I can remember when we would be threatened by a hurricane as a kid growing up. Hurricanes didn't typically reach into the part of Louisiana where we lived, however, we could at times get inundated with rain and some minor flooding. We kids were inside waiting. Waiting for the go-ahead signal that would allow us to get outside and play in the rain and to swim around in the flooded yard and street. Once mom said we could we flew out of the house and flung ourselves into the waters. We were kids. We didn't have any concerns about what might be in the waters. You know. Snakes of all kinds who had been displaced from their regular habitat. Diseases and debris like broken glass. We were focused on having us a good time. And, we did. Until we were so tired we went in and collapsed on the floor. We may have seen a snake or two passing by but we didn't bother them and they didn't bother us. Fast forward to adulthood where we wouldn't think about thinking about allowing our grandkids to risk doing something like that. Didn't you hear what they said on the news? We had better all just stay in and do our best to stay safe. While that makes sense, when it becomes the overarching rule of our life, well, we lose something. We do. We really do.
As we wrestle with the worldwide pandemic, here are some relevant words from the recognized Christian scholar and apologist, C. S. Lewis, (November 29, 1898 - November 22, 1963).

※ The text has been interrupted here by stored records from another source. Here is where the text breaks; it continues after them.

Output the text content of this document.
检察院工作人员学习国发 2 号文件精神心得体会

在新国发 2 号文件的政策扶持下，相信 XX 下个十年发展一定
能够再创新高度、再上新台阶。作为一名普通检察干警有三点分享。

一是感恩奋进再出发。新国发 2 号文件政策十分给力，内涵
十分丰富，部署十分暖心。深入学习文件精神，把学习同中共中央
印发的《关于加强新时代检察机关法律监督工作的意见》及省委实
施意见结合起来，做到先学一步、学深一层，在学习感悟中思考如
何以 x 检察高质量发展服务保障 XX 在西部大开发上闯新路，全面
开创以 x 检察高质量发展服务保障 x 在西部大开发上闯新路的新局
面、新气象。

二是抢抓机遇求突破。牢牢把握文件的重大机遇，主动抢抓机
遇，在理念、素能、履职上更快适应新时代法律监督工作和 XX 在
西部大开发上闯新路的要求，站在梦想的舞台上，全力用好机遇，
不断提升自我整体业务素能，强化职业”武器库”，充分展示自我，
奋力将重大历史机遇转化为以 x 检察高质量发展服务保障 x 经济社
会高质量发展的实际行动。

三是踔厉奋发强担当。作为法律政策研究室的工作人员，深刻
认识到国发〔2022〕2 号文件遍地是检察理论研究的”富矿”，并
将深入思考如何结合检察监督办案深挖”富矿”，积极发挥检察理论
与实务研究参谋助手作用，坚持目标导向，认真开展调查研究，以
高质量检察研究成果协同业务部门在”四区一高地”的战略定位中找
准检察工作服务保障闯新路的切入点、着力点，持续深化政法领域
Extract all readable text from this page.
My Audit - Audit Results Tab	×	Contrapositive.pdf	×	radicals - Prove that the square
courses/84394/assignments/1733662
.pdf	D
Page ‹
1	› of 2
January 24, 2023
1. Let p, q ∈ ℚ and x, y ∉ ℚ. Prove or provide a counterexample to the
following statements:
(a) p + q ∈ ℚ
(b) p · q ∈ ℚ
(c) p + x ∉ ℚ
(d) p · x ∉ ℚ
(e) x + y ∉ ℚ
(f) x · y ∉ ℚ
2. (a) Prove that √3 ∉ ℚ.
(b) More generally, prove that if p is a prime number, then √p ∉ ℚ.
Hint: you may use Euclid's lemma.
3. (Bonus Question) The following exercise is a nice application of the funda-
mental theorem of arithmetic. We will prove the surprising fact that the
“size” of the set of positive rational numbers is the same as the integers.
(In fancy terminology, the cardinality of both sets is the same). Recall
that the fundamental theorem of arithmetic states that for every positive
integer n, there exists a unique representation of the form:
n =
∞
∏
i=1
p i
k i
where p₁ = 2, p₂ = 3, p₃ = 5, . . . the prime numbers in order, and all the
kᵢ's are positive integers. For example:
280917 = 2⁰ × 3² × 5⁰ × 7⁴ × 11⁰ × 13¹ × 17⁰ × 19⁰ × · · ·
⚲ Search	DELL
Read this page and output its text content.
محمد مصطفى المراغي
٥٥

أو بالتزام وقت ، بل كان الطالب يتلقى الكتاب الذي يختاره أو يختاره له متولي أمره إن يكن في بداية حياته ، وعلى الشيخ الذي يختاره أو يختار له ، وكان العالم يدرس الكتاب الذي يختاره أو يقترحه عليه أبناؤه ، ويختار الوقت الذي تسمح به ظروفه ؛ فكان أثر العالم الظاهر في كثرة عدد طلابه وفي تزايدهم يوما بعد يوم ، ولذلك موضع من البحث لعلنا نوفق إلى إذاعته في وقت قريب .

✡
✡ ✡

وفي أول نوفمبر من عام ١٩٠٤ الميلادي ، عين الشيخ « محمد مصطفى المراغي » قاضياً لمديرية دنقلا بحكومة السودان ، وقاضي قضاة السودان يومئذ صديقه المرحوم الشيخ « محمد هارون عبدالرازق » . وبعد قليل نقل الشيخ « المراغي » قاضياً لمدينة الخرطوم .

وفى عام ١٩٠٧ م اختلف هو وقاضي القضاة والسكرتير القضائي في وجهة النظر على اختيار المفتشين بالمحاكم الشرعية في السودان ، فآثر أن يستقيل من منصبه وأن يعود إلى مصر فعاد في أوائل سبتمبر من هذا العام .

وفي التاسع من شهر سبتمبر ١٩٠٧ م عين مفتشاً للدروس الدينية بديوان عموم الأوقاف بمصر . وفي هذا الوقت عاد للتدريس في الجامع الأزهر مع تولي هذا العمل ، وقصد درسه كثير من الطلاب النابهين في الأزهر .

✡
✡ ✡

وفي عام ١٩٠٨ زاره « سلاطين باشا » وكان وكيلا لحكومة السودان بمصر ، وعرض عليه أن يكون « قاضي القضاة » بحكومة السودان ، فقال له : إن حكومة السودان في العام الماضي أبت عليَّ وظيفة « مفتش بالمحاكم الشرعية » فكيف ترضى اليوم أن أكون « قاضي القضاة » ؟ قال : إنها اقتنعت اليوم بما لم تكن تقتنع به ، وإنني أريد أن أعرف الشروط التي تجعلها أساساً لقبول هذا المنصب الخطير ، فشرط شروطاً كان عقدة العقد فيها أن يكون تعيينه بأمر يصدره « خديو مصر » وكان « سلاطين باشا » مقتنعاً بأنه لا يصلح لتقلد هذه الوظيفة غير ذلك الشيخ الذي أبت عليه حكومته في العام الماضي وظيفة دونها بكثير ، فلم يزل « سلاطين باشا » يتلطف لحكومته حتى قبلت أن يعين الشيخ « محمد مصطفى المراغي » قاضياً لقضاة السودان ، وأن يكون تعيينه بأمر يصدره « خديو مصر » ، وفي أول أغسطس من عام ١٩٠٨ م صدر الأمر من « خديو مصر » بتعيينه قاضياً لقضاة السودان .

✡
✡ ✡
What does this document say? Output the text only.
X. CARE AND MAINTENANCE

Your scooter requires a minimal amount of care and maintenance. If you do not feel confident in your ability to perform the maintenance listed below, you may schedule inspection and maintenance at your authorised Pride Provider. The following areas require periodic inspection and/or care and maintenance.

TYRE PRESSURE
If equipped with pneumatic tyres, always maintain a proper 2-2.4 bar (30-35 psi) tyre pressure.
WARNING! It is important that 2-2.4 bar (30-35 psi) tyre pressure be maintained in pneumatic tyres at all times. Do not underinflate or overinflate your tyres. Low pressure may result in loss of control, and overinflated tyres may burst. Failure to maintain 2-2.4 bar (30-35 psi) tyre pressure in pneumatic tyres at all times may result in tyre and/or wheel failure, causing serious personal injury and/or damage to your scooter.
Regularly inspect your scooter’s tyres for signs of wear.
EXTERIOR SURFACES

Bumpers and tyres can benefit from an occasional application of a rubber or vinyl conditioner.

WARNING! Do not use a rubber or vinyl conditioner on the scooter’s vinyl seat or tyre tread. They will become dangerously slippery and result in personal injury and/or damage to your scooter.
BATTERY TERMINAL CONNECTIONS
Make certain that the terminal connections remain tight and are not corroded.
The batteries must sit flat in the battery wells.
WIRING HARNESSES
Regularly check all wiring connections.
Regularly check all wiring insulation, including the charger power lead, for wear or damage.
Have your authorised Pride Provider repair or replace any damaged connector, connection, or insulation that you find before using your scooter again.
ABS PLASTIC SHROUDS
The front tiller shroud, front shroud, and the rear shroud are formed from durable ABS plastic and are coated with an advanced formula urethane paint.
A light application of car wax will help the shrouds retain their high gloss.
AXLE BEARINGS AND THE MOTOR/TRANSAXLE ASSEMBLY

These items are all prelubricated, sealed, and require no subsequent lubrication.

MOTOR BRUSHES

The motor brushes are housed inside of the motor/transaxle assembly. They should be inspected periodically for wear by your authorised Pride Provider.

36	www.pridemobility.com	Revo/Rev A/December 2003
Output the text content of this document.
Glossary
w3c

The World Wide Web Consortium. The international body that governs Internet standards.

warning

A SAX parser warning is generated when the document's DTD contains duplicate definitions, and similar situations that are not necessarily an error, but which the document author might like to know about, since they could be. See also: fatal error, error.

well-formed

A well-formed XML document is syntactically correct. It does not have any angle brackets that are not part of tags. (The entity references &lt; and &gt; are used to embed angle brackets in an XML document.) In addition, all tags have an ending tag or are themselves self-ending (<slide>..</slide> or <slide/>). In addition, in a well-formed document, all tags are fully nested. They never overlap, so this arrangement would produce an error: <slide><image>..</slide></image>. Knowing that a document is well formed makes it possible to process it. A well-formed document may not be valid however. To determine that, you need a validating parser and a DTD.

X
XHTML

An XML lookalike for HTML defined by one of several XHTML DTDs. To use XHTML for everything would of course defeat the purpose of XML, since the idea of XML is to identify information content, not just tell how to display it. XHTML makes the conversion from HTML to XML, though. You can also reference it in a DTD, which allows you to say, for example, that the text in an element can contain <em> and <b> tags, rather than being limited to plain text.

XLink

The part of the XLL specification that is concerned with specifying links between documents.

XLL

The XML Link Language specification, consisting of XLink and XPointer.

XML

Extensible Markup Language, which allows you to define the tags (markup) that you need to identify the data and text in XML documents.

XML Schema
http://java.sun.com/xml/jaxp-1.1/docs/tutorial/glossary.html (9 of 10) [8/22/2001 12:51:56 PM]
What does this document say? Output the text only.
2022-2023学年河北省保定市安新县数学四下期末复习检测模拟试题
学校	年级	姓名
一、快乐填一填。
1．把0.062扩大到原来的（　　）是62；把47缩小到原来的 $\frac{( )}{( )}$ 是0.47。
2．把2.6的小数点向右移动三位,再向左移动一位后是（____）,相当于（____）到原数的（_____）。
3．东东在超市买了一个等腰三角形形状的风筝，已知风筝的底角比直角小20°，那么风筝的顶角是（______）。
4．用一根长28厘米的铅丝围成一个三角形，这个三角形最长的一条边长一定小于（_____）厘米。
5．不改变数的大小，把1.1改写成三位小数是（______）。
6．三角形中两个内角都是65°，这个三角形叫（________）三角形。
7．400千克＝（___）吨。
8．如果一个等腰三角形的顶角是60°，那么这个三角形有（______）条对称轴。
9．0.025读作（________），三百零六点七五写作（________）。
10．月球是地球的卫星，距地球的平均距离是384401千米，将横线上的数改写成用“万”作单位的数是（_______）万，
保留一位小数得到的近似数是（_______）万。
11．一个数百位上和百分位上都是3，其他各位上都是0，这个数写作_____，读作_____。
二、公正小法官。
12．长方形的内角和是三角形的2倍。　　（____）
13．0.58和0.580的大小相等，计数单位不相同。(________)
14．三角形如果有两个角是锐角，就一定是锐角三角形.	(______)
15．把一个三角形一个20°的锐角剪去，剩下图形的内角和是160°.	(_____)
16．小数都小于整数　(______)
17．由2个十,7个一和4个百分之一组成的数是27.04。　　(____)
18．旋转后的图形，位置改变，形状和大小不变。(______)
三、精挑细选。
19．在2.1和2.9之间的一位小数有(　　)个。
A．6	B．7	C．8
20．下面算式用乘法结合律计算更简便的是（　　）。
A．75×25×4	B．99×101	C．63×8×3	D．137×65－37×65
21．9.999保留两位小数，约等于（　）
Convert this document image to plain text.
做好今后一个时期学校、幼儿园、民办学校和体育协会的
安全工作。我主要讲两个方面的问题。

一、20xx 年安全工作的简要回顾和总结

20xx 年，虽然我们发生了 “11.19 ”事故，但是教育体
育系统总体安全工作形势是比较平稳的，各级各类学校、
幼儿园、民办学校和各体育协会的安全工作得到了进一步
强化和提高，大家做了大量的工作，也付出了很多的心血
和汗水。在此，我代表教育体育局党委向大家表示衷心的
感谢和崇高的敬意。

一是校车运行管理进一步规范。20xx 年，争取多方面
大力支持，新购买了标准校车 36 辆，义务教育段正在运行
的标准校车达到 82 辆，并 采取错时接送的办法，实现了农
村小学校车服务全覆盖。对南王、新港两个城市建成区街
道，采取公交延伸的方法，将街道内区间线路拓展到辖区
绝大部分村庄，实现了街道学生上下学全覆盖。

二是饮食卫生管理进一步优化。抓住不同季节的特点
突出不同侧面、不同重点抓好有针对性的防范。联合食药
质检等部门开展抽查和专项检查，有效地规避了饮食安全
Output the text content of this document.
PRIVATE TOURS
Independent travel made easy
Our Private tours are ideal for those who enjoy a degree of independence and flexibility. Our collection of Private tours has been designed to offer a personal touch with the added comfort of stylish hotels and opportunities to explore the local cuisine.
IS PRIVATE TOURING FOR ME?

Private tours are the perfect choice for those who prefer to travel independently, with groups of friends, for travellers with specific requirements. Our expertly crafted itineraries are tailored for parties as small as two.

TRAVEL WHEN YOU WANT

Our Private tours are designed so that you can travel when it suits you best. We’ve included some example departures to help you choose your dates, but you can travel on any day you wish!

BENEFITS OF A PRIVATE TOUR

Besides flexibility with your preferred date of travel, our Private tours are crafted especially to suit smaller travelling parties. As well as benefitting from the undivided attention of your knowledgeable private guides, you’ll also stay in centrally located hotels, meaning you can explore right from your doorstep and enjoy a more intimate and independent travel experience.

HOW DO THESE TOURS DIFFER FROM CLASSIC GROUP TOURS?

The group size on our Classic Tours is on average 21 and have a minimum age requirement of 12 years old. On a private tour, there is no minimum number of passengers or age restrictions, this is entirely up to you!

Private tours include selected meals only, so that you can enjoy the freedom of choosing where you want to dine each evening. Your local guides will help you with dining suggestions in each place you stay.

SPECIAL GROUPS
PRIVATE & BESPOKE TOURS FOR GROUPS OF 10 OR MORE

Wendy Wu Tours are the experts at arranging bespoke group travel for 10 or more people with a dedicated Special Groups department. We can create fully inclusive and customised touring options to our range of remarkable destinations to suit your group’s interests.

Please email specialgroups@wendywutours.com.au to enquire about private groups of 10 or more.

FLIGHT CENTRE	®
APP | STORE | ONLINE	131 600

This short essay was about how believers should live in the atomic age, however, there appears to be great insight and application to our current situation: ~ "In one way, we think a great deal too much of the atomic bomb. 'How are we to live in an atomic age?' I am tempted to reply: 'Why, as you would have lived in the sixteenth century when the plague visited London almost every year, or as you would have lived in a Viking age when raiders from Scandinavia might land and cut your throat any night; or indeed, as you are already living in an age of cancer, an age of syphilis, an age of paralysis, an age of air raids, an age of railway accidents, an age of motor accidents.' In other words, do not let us begin by exaggerating the novelty of our situation. Believe me, dear sir or madam, you and all whom you love were already sentenced to death before the atomic bomb was invented: and quite a high percentage of us were going to die in unpleasant ways. We had, indeed, one very great advantage over our ancestors—anesthetics; but we have that still. It is perfectly ridiculous to go about whimpering and drawing long faces because the scientists have added one more chance of painful and premature death to a world which already bristled with such chances and in which death itself was not a chance at all, but a certainty. This is the first point to be made: and the first action to be taken is to pull ourselves together. If we are all going to be destroyed by an atomic bomb, let that bomb when it comes find us doing sensible and human things—praying, working, teaching, reading, listening to music, bathing the children, playing tennis, chatting to our friends over a pint and a game of darts—not huddled together like frightened sheep and thinking about bombs. They may break our bodies (a microbe can do that) but they need not dominate our minds." ~ Lots of guidance in his words. Amen. ....More later.